March 16th, 2009 - 9:28 pm ICT by IANS  

Jakarta, March 16 (DPA) Indonesian President Susilo Bambang Yudhoyono Monday met Myanmar’s Prime Minister General Thein Sein for talks on various issues, including the issue of the so-called Rohingya boat people, officials said.
Thein Sein was quoted as saying that his country was prepared to receive the Rohingya boat people on condition that they can prove they were Myanmarese, because some of them came from Bangladesh.

Indonesia’s Yudhoyono stressed that the issue of the Rohingya boat people should be tackled together with the involvement of the international organisations, including the UN High Commissioner for Refugees (UNHCR) and the International Organisation for Migration (IOM).

Hundreds of people from a Muslim minority in Myanmar were found adrift in dilapidated boats with little food and water off the coast of an Indonesian island earlier this year.

“There were several people from Myanmar.
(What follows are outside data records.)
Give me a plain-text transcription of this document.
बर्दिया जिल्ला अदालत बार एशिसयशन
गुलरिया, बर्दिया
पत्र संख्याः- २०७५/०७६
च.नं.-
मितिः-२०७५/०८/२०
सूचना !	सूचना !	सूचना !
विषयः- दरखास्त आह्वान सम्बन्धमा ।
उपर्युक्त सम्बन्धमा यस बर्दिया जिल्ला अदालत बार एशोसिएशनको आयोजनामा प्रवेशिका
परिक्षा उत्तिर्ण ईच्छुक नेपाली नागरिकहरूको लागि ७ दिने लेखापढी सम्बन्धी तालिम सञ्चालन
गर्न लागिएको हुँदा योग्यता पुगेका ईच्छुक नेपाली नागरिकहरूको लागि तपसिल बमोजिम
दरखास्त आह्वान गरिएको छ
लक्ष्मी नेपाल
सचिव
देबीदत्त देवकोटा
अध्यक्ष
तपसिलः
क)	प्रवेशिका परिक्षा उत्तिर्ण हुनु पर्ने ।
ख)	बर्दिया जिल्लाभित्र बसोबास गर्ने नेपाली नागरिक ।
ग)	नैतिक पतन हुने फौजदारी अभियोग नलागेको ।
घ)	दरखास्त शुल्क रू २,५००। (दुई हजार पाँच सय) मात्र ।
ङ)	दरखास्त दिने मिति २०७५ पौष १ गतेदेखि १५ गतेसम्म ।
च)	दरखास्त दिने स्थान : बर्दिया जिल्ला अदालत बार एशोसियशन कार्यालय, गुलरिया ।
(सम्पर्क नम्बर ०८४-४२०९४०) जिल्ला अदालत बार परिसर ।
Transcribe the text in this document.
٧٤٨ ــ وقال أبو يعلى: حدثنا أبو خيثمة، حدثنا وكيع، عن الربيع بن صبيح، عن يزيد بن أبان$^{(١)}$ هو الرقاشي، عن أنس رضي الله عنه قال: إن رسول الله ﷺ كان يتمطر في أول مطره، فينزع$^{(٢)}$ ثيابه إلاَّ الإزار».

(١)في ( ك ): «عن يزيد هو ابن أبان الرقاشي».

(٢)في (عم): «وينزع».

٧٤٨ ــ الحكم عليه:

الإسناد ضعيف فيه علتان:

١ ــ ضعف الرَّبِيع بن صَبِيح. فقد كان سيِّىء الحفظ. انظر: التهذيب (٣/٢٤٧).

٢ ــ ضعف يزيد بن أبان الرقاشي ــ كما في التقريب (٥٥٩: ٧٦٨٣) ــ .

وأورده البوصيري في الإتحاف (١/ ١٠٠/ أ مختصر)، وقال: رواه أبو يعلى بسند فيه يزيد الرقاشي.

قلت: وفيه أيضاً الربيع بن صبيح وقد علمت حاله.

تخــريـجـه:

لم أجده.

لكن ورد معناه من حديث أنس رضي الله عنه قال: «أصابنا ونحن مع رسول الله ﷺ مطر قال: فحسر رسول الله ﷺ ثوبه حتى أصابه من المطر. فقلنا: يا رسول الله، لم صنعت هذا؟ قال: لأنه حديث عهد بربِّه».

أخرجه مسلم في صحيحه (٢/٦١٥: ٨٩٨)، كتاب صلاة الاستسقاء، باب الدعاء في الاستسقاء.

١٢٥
Until this stage just one person was able to prove to have links to the identity or the inhabitants from Myanmar,” Indonesian presidential spokesman Dino Patti Djalal said, adding that the identification process was continuing with the involvement of the UNHCR and IOM.

“The UNHCR will go to Myanmar in the near future as part of the identification process,” the spokesman said.

Some of the boat people, who claimed persecution in Myanmar, were rescued by the Indonesian Navy off the coast of Aceh, where they told officials they were rounded up and beaten by Thai military personnel.

The plight of the boat people and efforts to assist, are to be presented before the Bali Process in April, involving the origin nation, the transit nation and the destination country, Djalal said.

The Bali Process, created in 2002, brings participants together to work on practical measures to help combat people smuggling, human trafficking and related transnational crimes in the region.

The Rohingya, a Muslim minority group from northern Arakan State in Myanmar, have been denied citizenship by Myanmar’s ruling junta who claim they are migrants from neighbouring Bangladesh.

Bangladesh has also denied the Rohingya citizenship, leaving the minority group stateless, homeless and without work. Thousands of Rohingya are working illegally in Thailand and as migrant labourers in Malaysia.

During the meeting, the Myanmar leader also explain on latest development of the so-called road map to democracy in Myanmar, which he claims to have entered the final stage with elections scheduled in 2010, Djalal said.

The Indonesian president stressed that “it is time for Myanmar to prove to ASEAN (Association of Southeast Asian Nations) and the world that road map to democracy could proceed,” Djalal said, adding that the most important is that the process of credible, transparent, fair and inclusive.

Yudhoyono also stressed on the need for the Myanmar regime to release the political detainees, Djalal said, without mentioning opposition leader Aung San Suu Kyi.